The ENCS3130 Linux Lab project using shell.
In this project, the task is to implement a simple dictionary-based compression and decompression tool in shell scripting. This compression technique is lossless and relies on finding patterns in data. The tool operates with the following assumptions and specifications:
- Each word in the uncompressed file is assigned a unique 16-bit binary code in the compressed file.
- The code size is fixed at 16 bits, allowing encoding of up to 65,536 unique words.
- The uncompressed file contains Unicode characters, with each character represented as 16 bits.
- The compression/decompression tool utilizes a dictionary stored in a text file named "dictionary.txt".
- The dictionary starts with binary codes ranging from 0x0000, and it is filled over time with new words encountered during compression operations.
- The tool is case-sensitive, and special characters (e.g., spaces, punctuation) are treated as words.
- Compression and decompression operations are triggered based on user input.
- Check if "dictionary.txt" file exists.
- If the file exists, prompt the user to enter the file path and load the dictionary into the appropriate data structure. If not, create a new empty "dictionary.txt".
- Ask the user whether they want to compress or decompress a file.
- If compression is chosen:
- Prompt the user to enter the path of the file to be compressed.
- Read the file and compress it by substituting appropriate codes from the dictionary.

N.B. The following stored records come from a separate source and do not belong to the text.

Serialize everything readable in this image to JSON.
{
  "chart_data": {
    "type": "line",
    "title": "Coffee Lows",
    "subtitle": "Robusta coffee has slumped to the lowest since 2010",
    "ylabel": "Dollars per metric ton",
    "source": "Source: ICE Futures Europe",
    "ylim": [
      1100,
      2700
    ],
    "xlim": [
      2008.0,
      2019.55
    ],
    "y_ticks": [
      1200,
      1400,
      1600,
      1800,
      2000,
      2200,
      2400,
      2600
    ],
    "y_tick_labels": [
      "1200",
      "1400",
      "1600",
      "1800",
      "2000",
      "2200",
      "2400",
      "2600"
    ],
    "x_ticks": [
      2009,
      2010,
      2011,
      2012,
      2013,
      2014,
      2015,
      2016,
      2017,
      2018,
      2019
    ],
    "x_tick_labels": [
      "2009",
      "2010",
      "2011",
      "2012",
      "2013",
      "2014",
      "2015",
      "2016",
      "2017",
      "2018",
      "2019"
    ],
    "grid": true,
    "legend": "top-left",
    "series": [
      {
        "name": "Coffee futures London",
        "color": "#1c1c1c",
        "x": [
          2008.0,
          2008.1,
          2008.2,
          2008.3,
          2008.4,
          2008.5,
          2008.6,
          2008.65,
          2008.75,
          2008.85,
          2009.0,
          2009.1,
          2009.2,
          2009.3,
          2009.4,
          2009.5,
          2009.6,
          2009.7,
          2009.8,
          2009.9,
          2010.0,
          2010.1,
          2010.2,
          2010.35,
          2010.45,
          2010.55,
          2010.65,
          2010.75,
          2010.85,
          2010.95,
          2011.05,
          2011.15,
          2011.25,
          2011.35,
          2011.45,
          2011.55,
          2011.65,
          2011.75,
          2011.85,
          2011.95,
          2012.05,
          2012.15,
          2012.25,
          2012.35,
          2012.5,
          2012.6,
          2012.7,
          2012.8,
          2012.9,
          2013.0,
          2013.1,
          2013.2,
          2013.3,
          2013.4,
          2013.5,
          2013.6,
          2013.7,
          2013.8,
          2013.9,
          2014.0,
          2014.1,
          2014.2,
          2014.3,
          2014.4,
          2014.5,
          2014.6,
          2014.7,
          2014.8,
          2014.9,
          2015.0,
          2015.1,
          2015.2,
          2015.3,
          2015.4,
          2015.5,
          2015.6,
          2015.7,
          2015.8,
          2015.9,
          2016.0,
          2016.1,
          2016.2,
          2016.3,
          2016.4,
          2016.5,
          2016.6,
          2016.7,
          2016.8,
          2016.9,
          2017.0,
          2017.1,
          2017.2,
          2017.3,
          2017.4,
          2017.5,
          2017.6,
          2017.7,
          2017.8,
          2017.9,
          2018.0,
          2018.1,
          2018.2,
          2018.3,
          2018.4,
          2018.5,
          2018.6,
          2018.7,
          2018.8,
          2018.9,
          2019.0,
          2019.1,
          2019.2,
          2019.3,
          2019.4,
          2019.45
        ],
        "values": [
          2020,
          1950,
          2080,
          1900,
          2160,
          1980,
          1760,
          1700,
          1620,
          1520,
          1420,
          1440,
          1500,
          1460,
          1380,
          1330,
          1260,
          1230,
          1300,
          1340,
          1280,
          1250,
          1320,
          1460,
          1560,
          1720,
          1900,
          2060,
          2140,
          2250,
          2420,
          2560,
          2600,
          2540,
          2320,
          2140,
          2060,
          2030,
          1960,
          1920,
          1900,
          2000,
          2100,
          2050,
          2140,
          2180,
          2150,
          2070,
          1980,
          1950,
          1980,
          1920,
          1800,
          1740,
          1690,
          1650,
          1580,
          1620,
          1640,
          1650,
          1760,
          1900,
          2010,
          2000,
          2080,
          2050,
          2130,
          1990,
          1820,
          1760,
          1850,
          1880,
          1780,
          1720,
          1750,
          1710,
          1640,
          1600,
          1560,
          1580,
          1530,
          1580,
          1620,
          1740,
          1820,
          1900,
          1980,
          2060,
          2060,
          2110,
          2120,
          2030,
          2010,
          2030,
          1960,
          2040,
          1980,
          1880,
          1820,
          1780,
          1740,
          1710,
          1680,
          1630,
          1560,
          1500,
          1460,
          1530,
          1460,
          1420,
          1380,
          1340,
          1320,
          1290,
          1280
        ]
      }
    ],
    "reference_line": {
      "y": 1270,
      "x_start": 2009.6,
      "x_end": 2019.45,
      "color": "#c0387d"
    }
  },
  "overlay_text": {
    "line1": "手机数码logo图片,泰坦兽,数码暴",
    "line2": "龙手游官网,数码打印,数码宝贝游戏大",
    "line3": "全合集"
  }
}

- If a word is encountered that does not exist in the dictionary, append it to the dictionary and use its new code in the compression operation.
- Compute the compression ratio and print it on the screen.
- Write the compressed data to a compressed file.
- Save changes to the dictionary.
- If decompression is chosen:
- Prompt the user to enter the path of the file to be decompressed.
- If the file contains codes not found in the dictionary, display an appropriate error message.
- Decompress the file by substituting correct words from the dictionary.
- Write the decompressed data to an uncompressed file.